Like many of you, I spent much of the past few days glued to coverage of the terrorist attacks in Mumbai. Like a number of you, the places I saw burning on the screen were spaces I’ve moved through. Taken in. And as with millions and millions of others, Mumbai was made a part of my time on this planet.  It is, at once, a completely foreign and utterly familiar place. It is against that backdrop – and the experience of terrorists attacking my own city – that I found myself very much agreeing with this piece by Suketu Mehta:
The terrorists’ message was clear: Stay away from Mumbai or you will get killed. Cricket matches with visiting English and Australian teams have been shelved. Japanese and Western companies have closed their Mumbai offices and prohibited their employees from visiting the city. Tour groups are canceling long-planned trips.
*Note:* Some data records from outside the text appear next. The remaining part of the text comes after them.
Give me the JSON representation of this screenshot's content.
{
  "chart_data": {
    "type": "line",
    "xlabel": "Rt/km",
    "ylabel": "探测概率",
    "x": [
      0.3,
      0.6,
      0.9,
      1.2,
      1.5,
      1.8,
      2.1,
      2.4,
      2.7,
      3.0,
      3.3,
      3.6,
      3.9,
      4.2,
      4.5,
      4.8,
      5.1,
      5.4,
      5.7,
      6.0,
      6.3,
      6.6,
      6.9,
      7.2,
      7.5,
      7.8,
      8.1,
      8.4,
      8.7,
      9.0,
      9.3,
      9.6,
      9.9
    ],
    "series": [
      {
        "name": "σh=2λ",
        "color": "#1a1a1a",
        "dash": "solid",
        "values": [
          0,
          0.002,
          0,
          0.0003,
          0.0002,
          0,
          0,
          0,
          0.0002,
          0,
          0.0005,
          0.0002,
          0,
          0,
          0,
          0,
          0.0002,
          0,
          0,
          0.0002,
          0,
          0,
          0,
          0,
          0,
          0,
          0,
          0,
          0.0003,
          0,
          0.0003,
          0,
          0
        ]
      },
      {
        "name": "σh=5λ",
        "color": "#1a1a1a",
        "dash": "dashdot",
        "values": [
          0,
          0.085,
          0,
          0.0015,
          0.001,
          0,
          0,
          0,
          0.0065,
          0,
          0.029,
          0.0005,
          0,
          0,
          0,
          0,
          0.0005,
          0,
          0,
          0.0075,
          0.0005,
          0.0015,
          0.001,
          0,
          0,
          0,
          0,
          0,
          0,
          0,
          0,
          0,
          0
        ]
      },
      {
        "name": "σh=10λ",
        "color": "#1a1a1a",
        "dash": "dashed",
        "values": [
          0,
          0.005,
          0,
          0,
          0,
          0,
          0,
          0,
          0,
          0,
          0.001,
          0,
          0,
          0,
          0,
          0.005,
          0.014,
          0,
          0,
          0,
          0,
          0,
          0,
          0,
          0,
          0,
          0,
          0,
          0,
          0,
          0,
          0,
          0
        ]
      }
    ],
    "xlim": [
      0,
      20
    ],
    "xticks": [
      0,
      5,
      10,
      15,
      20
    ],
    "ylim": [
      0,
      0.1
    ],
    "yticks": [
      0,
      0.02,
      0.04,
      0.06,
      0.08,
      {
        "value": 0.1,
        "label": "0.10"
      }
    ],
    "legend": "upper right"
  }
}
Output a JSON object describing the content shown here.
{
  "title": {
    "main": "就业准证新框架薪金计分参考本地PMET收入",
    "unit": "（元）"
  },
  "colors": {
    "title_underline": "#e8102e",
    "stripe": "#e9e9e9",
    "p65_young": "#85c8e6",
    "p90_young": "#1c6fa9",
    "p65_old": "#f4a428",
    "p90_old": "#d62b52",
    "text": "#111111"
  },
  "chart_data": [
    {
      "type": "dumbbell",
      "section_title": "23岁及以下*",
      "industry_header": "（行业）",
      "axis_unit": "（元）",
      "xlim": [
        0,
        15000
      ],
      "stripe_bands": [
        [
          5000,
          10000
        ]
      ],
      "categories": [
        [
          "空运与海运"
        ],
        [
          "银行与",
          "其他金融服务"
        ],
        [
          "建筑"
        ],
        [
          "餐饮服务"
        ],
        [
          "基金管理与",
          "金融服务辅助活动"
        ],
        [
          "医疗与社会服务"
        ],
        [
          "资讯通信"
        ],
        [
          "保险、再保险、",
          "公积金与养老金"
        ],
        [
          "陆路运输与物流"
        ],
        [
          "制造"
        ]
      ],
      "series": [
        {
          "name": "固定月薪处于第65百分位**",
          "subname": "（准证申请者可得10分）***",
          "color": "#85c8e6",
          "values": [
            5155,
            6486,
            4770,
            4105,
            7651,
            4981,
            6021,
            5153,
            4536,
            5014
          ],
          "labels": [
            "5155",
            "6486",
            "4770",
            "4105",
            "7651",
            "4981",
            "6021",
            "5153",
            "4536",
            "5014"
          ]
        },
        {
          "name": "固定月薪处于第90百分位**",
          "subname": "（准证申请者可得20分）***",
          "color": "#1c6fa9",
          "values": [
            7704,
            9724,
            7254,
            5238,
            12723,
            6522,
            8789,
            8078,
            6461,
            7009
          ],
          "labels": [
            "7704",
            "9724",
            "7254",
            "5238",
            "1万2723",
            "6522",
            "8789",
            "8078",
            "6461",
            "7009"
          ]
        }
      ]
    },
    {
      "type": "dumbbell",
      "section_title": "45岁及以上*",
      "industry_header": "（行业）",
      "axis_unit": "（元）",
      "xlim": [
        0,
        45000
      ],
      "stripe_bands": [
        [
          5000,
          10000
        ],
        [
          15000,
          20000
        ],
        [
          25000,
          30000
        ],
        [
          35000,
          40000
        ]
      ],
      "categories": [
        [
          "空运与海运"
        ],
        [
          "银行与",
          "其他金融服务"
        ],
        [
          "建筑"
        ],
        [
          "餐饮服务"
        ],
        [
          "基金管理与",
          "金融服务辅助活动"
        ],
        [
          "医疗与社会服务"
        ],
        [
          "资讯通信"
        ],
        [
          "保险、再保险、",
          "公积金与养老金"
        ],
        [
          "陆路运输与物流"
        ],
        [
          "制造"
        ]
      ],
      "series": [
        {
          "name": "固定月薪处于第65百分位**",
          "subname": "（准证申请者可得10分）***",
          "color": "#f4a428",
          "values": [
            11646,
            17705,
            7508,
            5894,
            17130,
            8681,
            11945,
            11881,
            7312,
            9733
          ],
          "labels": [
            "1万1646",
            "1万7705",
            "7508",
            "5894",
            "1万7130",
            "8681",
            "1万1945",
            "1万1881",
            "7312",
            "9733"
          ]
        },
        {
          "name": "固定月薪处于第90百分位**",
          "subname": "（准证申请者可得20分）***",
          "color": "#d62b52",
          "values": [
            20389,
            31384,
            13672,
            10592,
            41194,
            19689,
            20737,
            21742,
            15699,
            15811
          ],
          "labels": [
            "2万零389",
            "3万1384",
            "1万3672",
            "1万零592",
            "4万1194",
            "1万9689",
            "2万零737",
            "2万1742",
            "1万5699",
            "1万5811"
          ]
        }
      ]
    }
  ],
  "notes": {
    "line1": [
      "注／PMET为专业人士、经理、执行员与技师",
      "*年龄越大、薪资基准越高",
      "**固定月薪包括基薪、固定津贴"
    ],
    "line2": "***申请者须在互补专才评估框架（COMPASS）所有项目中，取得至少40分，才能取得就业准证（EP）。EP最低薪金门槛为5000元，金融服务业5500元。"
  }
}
But the best answer to the terrorists is to dream bigger, make even more money, and visit Mumbai more than ever. Dream of making a good home for all Mumbaikars, not just the denizens of $500-a-night hotel rooms. Dream not just of Bollywood stars like Aishwarya Rai or Shah Rukh Khan, but of clean running water, humane mass transit, better toilets, a responsive government. Make a killing not in God’s name but in the stock market, and then turn up the forbidden music and dance; work hard and party harder.
If the rest of the world wants to help, it should run toward the explosion.
Run toward it.
Update: Leopold Cafe is open for business. This is how you do it.